On Friday, to help honor Independence Day, the president appeared in Charlottesville, Virginia, and hosted a naturalization ceremony at Monticello. Bush had quite a bit to say about the president who called Monticello home.
“The principles that Thomas Jefferson enshrined in the Declaration became the guiding principles of the new nation. And at every generation, Americans have rededicated themselves to the belief that all men are created equal, with the God-given right to life, liberty, and the pursuit of happiness.
“Thomas Jefferson understood that these rights do not belong to Americans alone. They belong to all mankind. And he looked to the day when all people could secure them.
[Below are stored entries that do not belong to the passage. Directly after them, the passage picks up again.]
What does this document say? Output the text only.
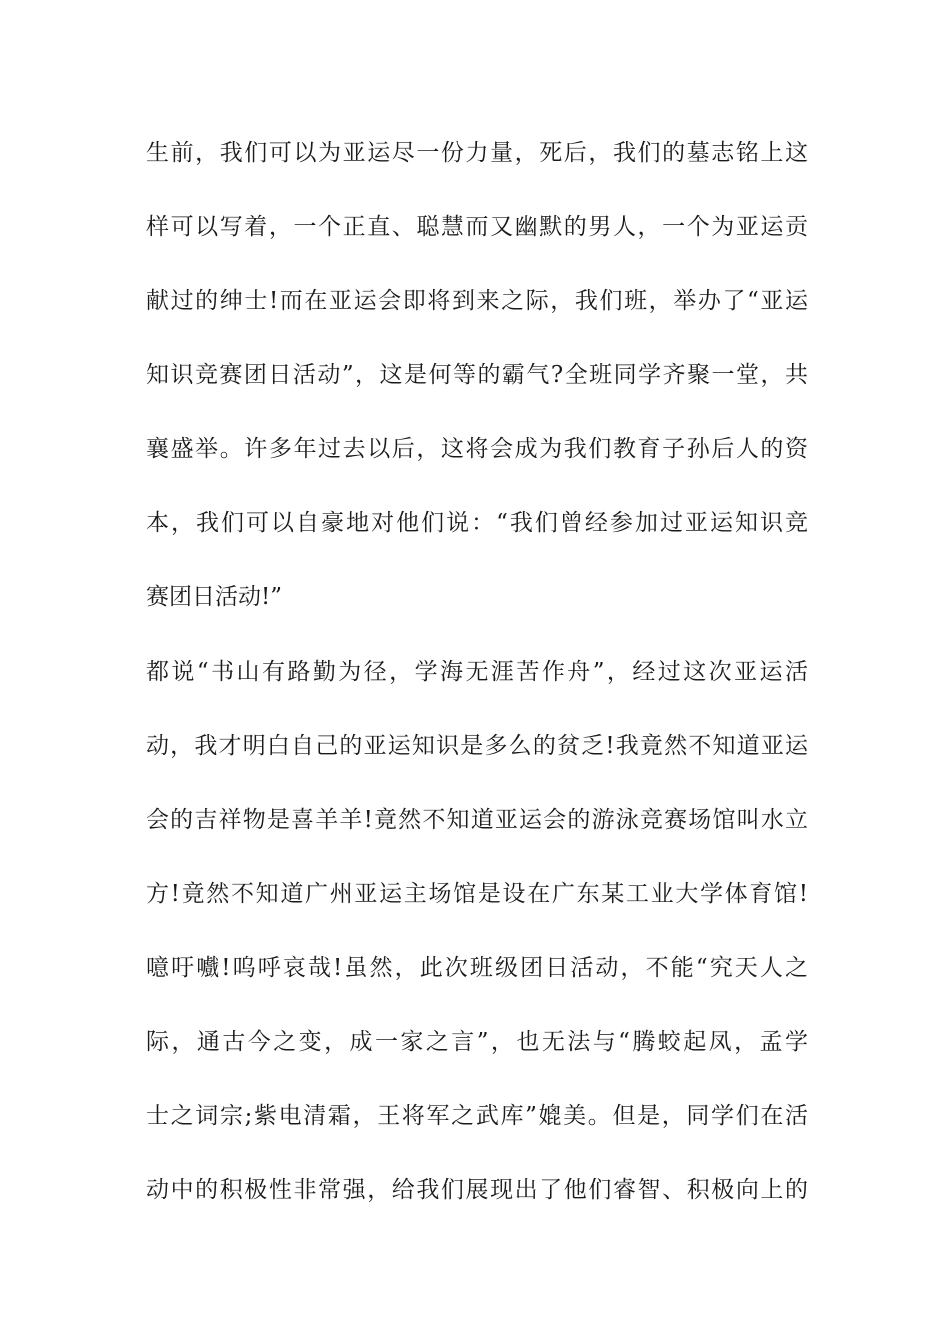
生前，我们可以为亚运尽一份力量，死后，我们的墓志铭上这
样可以写着，一个正直、聪慧而又幽默的男人，一个为亚运贡
献过的绅士!而在亚运会即将到来之际，我们班，举办了“亚运
知识竞赛团日活动”，这是何等的霸气?全班同学齐聚一堂，共
襄盛举。许多年过去以后，这将会成为我们教育子孙后人的资
本，我们可以自豪地对他们说：“我们曾经参加过亚运知识竞
赛团日活动!”
都说“书山有路勤为径，学海无涯苦作舟”，经过这次亚运活
动，我才明白自己的亚运知识是多么的贫乏!我竟然不知道亚运
会的吉祥物是喜羊羊!竟然不知道亚运会的游泳竞赛场馆叫水立
方!竟然不知道广州亚运主场馆是设在广东某工业大学体育馆!
噫吁嚱!呜呼哀哉!虽然，此次班级团日活动，不能“究天人之
际，通古今之变，成一家之言”，也无法与“腾蛟起凤，孟学
士之词宗;紫电清霜，王将军之武库”媲美。但是，同学们在活
动中的积极性非常强，给我们展现出了他们睿智、积极向上的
On the 50th anniversary of America’s independence, Thomas Jefferson passed away. But before leaving this world, he explained that the principles of the Declaration of Independence were universal. In one of the final letters of his life, he wrote, ‘May it be to the world, what I believe it will be — to some parts sooner, to others later, but finally to all — the Signal of arousing men to burst the chains, and to assume the blessings and security of self-government.’”
That’s very nice, but as Ed Brayton noted, it’s not quite what Jefferson said. Here’s the actual portion from the letter Bush referenced (thanks to R.M. for the heads-up):
“May it be to the world, what I believe it will be, (to some parts sooner, to others later, but finally to all,) the signal of arousing men to burst the chains under which monkish ignorance and superstition had persuaded them to bind themselves, and to assume the blessings and security of self-government.” [emphasis added]
Hmm. Jefferson’s actual sentiments weren’t quite what Bush wanted to say, so it looks like Bush’s speechwriters gave Jefferson a little touch-up.